The Focal Point
Airborne electricty fried my TV. One minute it was on. The next it was not. I wept for a few seconds. Then I decided never to watch television again. It all sucks anyway. Then the DT’s started. I shook all the way to Circuit City.
People who maintain a penis will accept this: Why go for a TV that requires an entertainment center when you can buy a TV that is an entertainment center in itself? I was ready to fit 50 inches of electified goodness in the corner of my living room.
The Focal Point Police then entered the picture. The conversation went a little like this:
Me: “I’m going to buy a big ol’ TV.”
FPP: “The TV is not going to be the focal point of our living area. You’re going to buy one that fits in the armoire.”
Me: “The TV is not going to be the focal point of our living area. I’m going to buy one that fits in the armoire.”
My penis shrank by 50%. The TV shrank by a little less than that.
I put on my small penis hat yesterday and made the rounds.

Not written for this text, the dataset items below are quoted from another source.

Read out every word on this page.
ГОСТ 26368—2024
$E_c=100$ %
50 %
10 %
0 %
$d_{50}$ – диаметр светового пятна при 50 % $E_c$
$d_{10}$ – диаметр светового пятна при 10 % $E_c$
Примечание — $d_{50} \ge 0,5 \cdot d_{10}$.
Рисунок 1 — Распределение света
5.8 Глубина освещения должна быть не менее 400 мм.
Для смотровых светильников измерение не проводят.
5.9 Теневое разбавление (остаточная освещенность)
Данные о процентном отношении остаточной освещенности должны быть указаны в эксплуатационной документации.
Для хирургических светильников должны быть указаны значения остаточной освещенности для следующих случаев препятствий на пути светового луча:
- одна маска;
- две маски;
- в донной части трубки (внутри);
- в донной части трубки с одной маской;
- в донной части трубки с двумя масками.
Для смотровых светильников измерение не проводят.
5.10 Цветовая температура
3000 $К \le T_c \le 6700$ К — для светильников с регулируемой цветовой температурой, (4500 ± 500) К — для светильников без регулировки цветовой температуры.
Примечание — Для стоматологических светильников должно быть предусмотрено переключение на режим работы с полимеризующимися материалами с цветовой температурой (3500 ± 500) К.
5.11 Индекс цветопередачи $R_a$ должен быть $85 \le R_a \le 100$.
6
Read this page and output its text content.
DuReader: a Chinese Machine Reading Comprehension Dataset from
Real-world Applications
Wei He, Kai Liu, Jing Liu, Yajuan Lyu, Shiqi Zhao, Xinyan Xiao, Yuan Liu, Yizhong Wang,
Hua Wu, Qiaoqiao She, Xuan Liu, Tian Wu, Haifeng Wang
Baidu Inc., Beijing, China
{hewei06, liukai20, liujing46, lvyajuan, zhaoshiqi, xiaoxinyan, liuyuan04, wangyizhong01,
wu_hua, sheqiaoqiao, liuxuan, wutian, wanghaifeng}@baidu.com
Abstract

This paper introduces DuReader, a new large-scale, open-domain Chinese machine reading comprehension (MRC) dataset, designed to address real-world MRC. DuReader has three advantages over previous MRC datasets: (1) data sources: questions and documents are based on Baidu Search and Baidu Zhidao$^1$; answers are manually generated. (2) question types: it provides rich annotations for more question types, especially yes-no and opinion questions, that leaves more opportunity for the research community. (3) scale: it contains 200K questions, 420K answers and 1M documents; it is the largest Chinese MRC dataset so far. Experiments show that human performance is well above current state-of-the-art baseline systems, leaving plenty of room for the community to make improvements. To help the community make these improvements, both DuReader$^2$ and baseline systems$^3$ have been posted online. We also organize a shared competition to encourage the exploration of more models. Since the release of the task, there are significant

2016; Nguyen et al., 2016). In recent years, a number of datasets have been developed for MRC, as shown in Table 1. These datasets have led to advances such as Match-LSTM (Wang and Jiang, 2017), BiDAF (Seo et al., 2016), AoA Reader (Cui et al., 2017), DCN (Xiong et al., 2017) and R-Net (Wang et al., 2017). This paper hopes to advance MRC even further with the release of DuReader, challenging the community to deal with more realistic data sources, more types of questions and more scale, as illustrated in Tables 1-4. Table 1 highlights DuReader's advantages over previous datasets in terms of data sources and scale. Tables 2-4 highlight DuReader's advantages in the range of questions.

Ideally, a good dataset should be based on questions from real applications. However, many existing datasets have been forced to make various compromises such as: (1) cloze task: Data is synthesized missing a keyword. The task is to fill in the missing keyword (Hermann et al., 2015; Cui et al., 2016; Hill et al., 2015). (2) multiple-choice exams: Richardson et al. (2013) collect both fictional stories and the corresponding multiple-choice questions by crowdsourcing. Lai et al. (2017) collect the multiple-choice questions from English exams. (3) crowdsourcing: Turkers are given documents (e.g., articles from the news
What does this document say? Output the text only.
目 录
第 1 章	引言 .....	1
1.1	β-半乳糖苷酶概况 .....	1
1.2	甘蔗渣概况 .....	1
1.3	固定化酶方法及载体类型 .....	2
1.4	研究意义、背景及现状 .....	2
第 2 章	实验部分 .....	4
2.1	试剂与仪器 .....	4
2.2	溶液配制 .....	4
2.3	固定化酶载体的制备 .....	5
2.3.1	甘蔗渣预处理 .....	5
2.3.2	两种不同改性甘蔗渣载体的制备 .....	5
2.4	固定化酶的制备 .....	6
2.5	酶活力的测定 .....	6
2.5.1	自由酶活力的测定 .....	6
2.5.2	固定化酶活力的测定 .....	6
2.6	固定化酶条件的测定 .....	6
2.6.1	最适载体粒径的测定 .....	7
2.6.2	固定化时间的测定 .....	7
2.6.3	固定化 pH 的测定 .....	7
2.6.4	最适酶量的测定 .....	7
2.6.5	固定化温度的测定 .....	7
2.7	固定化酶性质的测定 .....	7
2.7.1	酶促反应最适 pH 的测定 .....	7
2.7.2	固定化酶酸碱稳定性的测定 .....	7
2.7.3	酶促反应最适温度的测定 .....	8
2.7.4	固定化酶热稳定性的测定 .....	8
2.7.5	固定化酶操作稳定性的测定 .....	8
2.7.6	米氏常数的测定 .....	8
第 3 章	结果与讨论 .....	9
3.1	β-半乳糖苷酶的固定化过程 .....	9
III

Circuit City, Sears, Best Buy. Back to Circuit City. Back to Best Buy. Stopped off at Planet Smoothie for a Leapin’ Lizard. Then back to Circuit City.
Tomorrow night I’m going to pick up a 32″ flat screen TV. I’m hoping it fills 99% of the armoire space, leaving just enough that I can point to the open space as a great symbol of my ability to compromise.
I hate to be crude, but I wonder how the Focal Point Police would react if somehow I ended up with a 50″ penis (some sort of ginseng root anomoly or something). You think I would hear, “The Penis is not going to be the focal point of our sleeping area. You’re going to maintain one that fits in a pair of Fruit o’ the Looms.”
I’ll leave that for discussion as I go out in search of ginseng and a Teletubbies DVD.